Clay Holmes made the kind of slow walk off the Yankee Stadium mound he isn’t used to experiencing.
The All-Star closer has been among the best relievers in baseball this year, with only a couple of hiccups of late, but he added one more Sunday.
Called on to protect a one-run lead against the Royals, Holmes imploded spectacularly in the ninth inning, allowing a monstrous three-run homer by Salvador Perez that sent the Yankees to an 8-6 loss in front of a stunned Stadium crowd of 45,341.
“It’s not a good feeling,” said Holmes, who hadn’t allowed a home run in 45 previous innings this season. “The sinker control wasn’t its best today.”
Before that, the Yankees (69-34) seemed a lock for their MLB-leading 30th comeback victory after Anthony Rizzo’s 418-foot three-run homer deep into the second deck in rightfield made it 6-4 in the seventh.
But Ron Marinaccio — who had held opposing hitters to a 1-for-57 performance during 19 straight scoreless innings entering the game — allowed Hunter Dozier’s 420-foot homer to leftfield leading off the eighth to make it 6-5. Two more Royals reached in the inning, but Marinaccio got Nick Pratto to ground into an inning-ending double play.
Holmes, 17-for-19 in saves with a 1.20 ERA coming into the day, walked Whit Merrifield with one out in the ninth and hit Bobby Witt Jr. Perez then jumped on a 1-and-2 sinker up in the strike zone and drove the ball 441 feet to center onto the net above Monument Park. His 13th homer shocked the crowd — not to mention the home dugout — and gave the Royals an 8-6 lead.
After retiring Dozier, Holmes was pulled by Aaron Boone and trudged to the dugout.

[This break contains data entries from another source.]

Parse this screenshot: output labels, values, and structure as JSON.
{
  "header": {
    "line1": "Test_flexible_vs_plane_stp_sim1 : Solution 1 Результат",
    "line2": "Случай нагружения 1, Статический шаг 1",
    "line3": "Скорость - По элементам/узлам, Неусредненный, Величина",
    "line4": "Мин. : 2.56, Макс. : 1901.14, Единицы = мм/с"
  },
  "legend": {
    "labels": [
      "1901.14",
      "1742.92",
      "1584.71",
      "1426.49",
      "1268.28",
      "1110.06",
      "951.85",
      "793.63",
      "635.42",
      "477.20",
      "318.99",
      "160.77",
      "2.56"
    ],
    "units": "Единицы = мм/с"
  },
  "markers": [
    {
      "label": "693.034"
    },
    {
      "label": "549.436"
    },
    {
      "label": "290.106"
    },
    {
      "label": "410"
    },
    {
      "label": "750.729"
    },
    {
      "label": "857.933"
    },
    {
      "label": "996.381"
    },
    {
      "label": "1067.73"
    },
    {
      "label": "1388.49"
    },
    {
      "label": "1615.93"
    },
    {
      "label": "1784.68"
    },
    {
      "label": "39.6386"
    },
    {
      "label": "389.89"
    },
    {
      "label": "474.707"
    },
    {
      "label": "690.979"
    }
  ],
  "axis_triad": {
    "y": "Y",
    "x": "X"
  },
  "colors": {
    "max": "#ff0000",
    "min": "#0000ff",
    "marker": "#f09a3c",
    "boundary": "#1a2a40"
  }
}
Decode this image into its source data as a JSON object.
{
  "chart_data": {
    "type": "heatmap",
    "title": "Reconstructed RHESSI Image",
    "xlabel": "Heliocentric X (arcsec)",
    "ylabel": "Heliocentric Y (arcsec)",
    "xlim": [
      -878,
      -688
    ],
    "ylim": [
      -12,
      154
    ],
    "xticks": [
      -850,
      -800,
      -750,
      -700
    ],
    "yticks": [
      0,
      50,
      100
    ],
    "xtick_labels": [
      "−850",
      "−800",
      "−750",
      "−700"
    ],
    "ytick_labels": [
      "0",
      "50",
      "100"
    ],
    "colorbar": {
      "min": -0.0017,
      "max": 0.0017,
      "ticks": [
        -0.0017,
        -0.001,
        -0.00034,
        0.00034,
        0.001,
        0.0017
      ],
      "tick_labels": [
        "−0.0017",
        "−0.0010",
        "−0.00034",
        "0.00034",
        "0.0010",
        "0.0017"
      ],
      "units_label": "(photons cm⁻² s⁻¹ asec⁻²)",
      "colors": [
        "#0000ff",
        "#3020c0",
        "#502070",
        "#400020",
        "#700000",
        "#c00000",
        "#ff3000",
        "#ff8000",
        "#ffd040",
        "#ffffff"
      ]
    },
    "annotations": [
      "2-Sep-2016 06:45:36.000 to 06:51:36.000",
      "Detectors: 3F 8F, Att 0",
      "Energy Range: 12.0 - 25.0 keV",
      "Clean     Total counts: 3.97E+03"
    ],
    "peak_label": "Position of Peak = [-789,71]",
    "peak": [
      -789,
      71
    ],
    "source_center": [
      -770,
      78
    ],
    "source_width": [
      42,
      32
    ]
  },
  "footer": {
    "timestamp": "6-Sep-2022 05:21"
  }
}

“Perez was able to elevate a sinker. You don’t see many righties do that against him,” Boone said. “Probably didn’t quite have the bite on the sinker that he normally does, but a really good power hitter caught him. One that you’re not going to see very often.”
Holmes lamented the walk and hit batsman more than the wayward sinker. “[That] can’t happen,” he said.
DJ LeMahieu, whose two-run homer in the fifth pulled the Yankees within 4-3, singled with one out in the ninth against righty Taylor Clarke. Aaron Judge, with nine homers in his previous nine games and an MLB-best 42 coming into the day, battled Clarke to a 3-and-2 count and drew a roar from the crowd when he lifted a fairly well-hit fly ball to right for the second out. Rizzo walked, putting the tying run at first, but Gleyber Torres lined to center to end it.
Jordan Montgomery, though not as bad as last week against the Mets, still was not especially good for a second straight outing. The lefthander retired 11 straight at one point but lost it in a four-run fifth, forcing Boone to go to his bullpen far sooner than he would have liked.
Montgomery’s streak of 11 straight retired ended with a walk to Vinnie Pasquantino leading off the fifth. He walked Michael A. Taylor and then allowed a single by MJ Melendez, a two-run single by Pratto and an RBI double by Maikel Garcia. Merrifield’s RBI groundout made it 4-0.
“Lost the strike zone on those two hitters,” Montgomery said of the back-to-back walks.
The Yankees answered with three runs in the bottom of the inning. Matt Carpenter, who went 2-for-3 with two doubles to improve to 34-for-101 (.337) in 29 starts as a Yankee, doubled and scored on Kyle Higashioka’s one-out single. LeMahieu’s two-run shot made it 4-3, and after Rizzo’s three-run homer, another comeback victory appeared a good bet, but a suddenly shaky bullpen kept it from happening.
The Yankees, who became heavily involved in the relief pitching market after bullpen stud Michael King went down with a season-ending elbow injury July 22 in Baltimore, no doubt will be redoubling those efforts before Tuesday’s deadline.
“If we’re able to do something, I’m sure I’ll be excited about it,” Boone said of any trade acquisitions, particularly in the pitching department. “But my focus is on who we have right now. We’ve been one of the best teams, if not the best team, in the league, and we’ll continue to be that whatever happens over the next 48 hours. And that’s where my focus lies.”